[206] La Belle Dame sans Merci, a poem translated from the French originally written by 'Maister Aleyn,' chief secretary to the King of France. Certainly not by Chaucer; for Alain Chartier, the author of the original French poem, was only about four years old when Chaucer died. Moreover, it is now known that the author of the English poem was Sir Richard Ros. See p. [35], note 2.
[207] All in Caxton's edition of the Minor Poems, described above, p. 27.
[208] Both in the small quarto volume described above, p. 27.
[209] Speght added three more pieces, but they are also found in ed. 1550 and ed. 1542, at the end of the Table of Contents; see below, p. 45, nos. 66-8.
[210] Jack Upland is in prose, and in the form of a succession of questions directed against the friars.
[211] I have often made use of a handy edition with the following titlepage: 'The Poetical Works of Geoffrey Chaucer, with an Essay on his Language and Versification and an Introductory Discourse, together with Notes and a Glossary. By Thomas Tyrwhitt. London, Edward Moxon, Dover Street, 1855.' I cannot but think that this title-page may have misled others, as it for a long time misled myself. As a fact, Tyrwhitt never edited anything beyond the Canterbury Tales, though he has left us some useful notes upon the Minor Poems, and his Glossary covers the whole ground. The Minor Poems in this edition are merely reprinted from the black-letter editions.

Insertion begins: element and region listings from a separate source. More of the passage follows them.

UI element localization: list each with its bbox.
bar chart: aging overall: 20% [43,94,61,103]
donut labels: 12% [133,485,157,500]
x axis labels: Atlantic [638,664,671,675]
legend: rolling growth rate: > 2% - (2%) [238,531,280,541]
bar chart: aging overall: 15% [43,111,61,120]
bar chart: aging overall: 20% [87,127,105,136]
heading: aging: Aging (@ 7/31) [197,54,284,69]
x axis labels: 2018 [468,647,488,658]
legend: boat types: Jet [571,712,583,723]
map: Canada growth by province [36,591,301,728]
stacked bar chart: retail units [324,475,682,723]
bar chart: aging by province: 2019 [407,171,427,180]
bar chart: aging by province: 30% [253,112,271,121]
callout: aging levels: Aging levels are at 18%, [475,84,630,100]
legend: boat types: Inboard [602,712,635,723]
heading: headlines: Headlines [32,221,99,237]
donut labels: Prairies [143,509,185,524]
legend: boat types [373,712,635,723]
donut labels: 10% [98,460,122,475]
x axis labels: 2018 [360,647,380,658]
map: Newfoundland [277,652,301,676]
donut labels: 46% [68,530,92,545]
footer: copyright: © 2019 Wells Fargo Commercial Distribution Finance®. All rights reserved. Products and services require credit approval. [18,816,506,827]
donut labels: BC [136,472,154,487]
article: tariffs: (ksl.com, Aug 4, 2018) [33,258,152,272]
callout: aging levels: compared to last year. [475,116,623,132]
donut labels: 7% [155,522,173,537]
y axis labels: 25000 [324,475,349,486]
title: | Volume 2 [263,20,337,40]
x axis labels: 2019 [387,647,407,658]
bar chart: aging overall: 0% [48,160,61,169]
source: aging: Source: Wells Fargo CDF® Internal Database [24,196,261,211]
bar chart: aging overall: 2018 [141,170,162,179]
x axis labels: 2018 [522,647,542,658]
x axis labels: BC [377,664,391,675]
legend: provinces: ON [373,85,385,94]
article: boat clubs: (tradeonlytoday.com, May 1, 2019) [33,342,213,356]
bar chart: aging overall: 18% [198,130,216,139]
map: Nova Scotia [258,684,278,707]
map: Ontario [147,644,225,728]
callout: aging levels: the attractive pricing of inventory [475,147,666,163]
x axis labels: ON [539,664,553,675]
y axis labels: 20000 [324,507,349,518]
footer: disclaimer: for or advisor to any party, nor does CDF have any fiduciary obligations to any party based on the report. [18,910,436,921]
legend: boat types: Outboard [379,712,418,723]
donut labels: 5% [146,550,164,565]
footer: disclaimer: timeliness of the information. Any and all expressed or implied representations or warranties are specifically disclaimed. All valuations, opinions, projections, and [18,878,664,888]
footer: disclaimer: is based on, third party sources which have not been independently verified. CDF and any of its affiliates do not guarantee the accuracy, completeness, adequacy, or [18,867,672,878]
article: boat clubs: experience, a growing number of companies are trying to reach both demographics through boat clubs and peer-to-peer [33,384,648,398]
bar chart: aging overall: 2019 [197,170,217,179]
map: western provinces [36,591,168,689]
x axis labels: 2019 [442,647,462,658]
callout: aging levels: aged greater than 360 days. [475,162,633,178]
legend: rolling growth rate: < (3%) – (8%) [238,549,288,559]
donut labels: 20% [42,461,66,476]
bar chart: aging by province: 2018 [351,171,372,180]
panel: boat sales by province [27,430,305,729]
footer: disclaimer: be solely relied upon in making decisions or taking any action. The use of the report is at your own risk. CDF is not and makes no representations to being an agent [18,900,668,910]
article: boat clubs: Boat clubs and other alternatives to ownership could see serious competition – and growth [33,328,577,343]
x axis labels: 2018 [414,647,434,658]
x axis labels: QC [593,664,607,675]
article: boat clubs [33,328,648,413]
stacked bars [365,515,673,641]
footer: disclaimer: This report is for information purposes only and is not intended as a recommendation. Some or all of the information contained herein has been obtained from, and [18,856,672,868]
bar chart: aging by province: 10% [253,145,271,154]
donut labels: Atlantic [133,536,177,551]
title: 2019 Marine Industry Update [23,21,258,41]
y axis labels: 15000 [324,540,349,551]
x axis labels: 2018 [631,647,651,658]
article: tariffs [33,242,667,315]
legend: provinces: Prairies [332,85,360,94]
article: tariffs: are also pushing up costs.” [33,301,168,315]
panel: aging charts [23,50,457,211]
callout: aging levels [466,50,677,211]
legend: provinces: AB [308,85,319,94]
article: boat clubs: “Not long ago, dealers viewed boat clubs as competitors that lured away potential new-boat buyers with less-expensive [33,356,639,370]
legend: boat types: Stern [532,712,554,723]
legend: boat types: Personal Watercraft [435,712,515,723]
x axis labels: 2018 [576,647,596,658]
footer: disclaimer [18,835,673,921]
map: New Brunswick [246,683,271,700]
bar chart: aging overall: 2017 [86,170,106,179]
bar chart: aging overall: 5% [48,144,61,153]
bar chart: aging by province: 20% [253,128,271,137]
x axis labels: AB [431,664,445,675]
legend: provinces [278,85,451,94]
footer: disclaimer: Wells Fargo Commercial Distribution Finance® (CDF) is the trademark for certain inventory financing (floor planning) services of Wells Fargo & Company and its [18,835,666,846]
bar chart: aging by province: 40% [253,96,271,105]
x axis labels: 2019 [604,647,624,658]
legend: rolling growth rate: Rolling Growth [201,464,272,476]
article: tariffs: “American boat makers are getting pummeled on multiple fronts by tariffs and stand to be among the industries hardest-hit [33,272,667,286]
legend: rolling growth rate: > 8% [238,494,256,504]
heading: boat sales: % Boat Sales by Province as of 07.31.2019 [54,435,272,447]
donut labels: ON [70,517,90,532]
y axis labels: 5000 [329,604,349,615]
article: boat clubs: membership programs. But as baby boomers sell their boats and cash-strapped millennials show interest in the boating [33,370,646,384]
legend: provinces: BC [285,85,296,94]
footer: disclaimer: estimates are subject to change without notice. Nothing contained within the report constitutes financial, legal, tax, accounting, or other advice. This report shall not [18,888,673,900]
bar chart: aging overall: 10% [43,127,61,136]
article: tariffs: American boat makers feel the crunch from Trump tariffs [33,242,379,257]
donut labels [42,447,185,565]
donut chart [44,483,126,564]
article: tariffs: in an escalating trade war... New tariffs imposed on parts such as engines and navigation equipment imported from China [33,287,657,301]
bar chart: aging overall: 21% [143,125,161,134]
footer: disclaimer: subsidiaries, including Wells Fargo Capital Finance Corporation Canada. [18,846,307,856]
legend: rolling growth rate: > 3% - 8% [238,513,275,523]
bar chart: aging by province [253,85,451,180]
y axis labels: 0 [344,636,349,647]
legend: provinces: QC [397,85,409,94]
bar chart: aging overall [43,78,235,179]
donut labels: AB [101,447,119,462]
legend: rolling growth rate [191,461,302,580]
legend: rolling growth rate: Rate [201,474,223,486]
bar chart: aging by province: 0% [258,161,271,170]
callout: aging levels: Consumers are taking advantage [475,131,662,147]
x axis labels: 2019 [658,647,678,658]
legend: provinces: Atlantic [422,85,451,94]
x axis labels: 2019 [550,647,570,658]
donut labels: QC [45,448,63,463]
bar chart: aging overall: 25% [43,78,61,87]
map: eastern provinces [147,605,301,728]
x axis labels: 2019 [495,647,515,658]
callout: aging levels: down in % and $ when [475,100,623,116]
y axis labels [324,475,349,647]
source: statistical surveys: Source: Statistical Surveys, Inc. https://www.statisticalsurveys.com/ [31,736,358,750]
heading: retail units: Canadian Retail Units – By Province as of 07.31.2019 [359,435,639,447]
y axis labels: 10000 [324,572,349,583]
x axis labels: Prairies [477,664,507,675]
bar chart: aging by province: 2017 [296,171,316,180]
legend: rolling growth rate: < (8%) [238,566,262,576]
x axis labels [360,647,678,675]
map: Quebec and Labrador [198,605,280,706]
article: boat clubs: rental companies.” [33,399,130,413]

[212] Probably copies slightly differ. The book described by me is a copy in my own possession, somewhat torn at the beginning, and imperfect at the end. But the three missing leaves only refer to Lydgate's Storie of Thebes.
[213] I print in italics the names of the pieces which I reject as spurious. In the case of The Romaunt of the Rose, the first 1705 lines are genuine; but the rest, which is spurious, is more than three-fourths of the whole. See p. [1] above.
[214] I. e. the folios are misnumbered. Piece 8 begins with fol. ccxliiii, which is followed by ccxlvj (sic), ccxli (sic), ccxli (repeated), ccxlii, and ccxliii; which brings us to 'ccxliiii' over again.
[215] Marked Fol. cclxxvj by mistake.